DSD @ Le Bourget



    JSF at Paris

19 June 2001

Main contenders, Boeing and Lockheed and the the US DoD's programme office took the opportunity to brief on their achievements so far and the way forward.

Major General Mike Hough, the DoD programme manager, praised both aircraft saying the X-32 (Boeing's offering) showed "spectacular handling", while the Lockheed Martin X35 "knocked them dead." According to Navy test pilots both carrier variants could be "taken out to the ship right now." He did not say which of the two competitors would win when the down select came in October this year.


Hough emphasised that the competition remained a 'winner take all' selection, but admitted that since the beginning of the programme several years ago the number of fighter aircraft builders had reduced to two and, given the size of the programme, political concerns that the loss of the contract might drive the looser to the wall might dictate a change.

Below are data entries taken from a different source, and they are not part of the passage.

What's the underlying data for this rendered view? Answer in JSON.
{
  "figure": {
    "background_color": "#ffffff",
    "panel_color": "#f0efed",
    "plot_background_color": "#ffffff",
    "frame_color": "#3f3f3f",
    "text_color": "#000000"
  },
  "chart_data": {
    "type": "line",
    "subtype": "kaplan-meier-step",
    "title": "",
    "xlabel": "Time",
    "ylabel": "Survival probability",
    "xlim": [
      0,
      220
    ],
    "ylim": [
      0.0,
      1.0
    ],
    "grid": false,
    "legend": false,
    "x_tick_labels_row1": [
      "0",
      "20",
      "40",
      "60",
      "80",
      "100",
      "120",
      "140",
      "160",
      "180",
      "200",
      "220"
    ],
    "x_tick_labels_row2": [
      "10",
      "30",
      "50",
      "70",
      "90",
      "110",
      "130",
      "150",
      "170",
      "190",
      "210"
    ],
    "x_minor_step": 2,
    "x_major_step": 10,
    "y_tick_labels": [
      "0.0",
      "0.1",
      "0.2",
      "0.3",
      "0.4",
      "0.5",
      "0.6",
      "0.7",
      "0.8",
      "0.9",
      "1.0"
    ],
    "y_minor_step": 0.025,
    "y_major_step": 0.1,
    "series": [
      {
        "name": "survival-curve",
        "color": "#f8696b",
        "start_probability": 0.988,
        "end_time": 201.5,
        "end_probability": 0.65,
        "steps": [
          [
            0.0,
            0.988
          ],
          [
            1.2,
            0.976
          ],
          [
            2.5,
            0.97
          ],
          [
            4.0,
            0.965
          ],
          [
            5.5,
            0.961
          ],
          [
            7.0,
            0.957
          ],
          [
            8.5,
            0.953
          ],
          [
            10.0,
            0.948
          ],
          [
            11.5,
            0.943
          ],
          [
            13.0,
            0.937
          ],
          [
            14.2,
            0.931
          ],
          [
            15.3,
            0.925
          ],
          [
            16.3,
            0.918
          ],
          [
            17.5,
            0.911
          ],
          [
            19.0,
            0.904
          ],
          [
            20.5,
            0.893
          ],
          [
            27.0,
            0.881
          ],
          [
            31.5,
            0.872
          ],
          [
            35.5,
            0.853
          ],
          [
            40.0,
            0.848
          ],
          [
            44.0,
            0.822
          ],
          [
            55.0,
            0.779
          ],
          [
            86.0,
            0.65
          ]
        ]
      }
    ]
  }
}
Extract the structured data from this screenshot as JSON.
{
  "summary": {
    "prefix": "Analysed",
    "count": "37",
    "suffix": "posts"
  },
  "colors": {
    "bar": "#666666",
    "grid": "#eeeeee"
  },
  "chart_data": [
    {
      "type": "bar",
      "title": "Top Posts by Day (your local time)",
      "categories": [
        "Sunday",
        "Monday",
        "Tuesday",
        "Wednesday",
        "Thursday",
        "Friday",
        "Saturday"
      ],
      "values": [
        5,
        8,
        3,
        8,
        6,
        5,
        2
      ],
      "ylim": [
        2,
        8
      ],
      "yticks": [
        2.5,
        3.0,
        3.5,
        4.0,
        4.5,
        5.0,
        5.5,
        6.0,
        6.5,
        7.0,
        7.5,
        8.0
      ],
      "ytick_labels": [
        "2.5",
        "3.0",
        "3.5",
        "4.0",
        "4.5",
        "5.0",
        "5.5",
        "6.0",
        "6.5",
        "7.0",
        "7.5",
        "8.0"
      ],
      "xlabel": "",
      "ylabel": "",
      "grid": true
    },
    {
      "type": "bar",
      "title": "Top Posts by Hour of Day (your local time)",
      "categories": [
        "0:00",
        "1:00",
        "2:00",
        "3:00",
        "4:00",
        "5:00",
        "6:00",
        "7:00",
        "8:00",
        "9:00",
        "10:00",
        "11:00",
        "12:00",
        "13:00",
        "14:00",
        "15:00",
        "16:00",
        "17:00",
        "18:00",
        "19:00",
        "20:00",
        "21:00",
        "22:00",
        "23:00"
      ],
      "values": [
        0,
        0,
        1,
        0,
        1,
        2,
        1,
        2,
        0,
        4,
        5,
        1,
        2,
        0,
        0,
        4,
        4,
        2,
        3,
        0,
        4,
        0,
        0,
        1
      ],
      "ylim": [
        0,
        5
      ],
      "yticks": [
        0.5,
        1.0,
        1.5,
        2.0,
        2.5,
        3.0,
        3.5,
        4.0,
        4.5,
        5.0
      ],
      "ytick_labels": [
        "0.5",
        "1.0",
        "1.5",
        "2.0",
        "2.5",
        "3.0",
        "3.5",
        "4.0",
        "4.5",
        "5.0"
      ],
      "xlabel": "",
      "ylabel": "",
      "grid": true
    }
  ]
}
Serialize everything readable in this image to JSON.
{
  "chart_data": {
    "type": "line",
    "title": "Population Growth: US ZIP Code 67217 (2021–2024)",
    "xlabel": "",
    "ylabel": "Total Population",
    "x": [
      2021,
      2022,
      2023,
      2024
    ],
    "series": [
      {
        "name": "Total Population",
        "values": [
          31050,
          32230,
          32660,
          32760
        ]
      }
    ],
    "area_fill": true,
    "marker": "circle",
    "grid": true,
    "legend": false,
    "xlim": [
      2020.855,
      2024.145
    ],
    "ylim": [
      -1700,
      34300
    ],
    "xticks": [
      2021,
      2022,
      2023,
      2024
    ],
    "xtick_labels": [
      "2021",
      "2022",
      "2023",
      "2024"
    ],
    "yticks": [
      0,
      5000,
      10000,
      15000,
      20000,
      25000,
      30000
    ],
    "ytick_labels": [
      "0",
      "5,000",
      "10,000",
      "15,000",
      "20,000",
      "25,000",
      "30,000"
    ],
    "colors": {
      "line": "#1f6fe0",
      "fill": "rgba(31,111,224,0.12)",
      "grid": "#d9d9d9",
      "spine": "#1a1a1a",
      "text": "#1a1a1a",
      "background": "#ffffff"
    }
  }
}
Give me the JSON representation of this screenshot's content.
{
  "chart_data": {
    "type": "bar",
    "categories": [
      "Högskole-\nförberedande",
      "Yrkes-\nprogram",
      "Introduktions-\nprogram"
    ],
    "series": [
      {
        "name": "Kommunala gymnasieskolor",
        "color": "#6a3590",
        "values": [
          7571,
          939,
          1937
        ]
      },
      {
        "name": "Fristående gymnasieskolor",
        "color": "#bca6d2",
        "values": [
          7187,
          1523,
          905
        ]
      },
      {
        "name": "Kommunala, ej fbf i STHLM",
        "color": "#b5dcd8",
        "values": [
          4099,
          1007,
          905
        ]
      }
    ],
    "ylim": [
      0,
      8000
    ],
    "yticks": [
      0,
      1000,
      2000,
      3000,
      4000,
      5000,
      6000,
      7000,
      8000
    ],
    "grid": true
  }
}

He outlined the international nature of the programme, in which the United Kingdom is a 'level one' partner. Negotiations were in hand to bring Italy, The Netherlands and Turkey in board as 'level two' partners and Canada, Denmark and Norway as 'level three' partners.

He considered that the several reviews being carried out in the Pentagon as part of the Bush Administration's 'root and branch' review of US military programmes were seeing the worth of the JSF and was confident that the programme would survive.

Both manufacturers said they were very satisfied with the way the programme had validated their particular aircraft. Boeing's Mike Heinz said that the Boeing JSF team had provided the DoD Programme Office with sealed predictions of the X32 capabilities before the test flights began and had the results had remained within 1-2% of the predictions.

The Lockheed Martin Joint Strike Fighter team had proven its JSF concept by successfully flight-testing a demonstrator that was essentially identical to the aircraft the company planned for full-scale production, Lockheed Martin Aeronautics Company Executive Vice President and Joint Strike Fighter Programme Manager Tom Burbage told reporters.

"We chose this path to ensure that our entry into the engineering and manufacturing development phase of the programme is one of low technical risk," said Burbage. "Trying to predict an airplane's behavior through computer modelling and simulation, as sophisticated as it has become, still cannot provide all the data you need to drive down technical risk. If your ultimate goal is a low-risk JSF, you must actually fly a demonstrator that closely matches the airplane you intend to produce."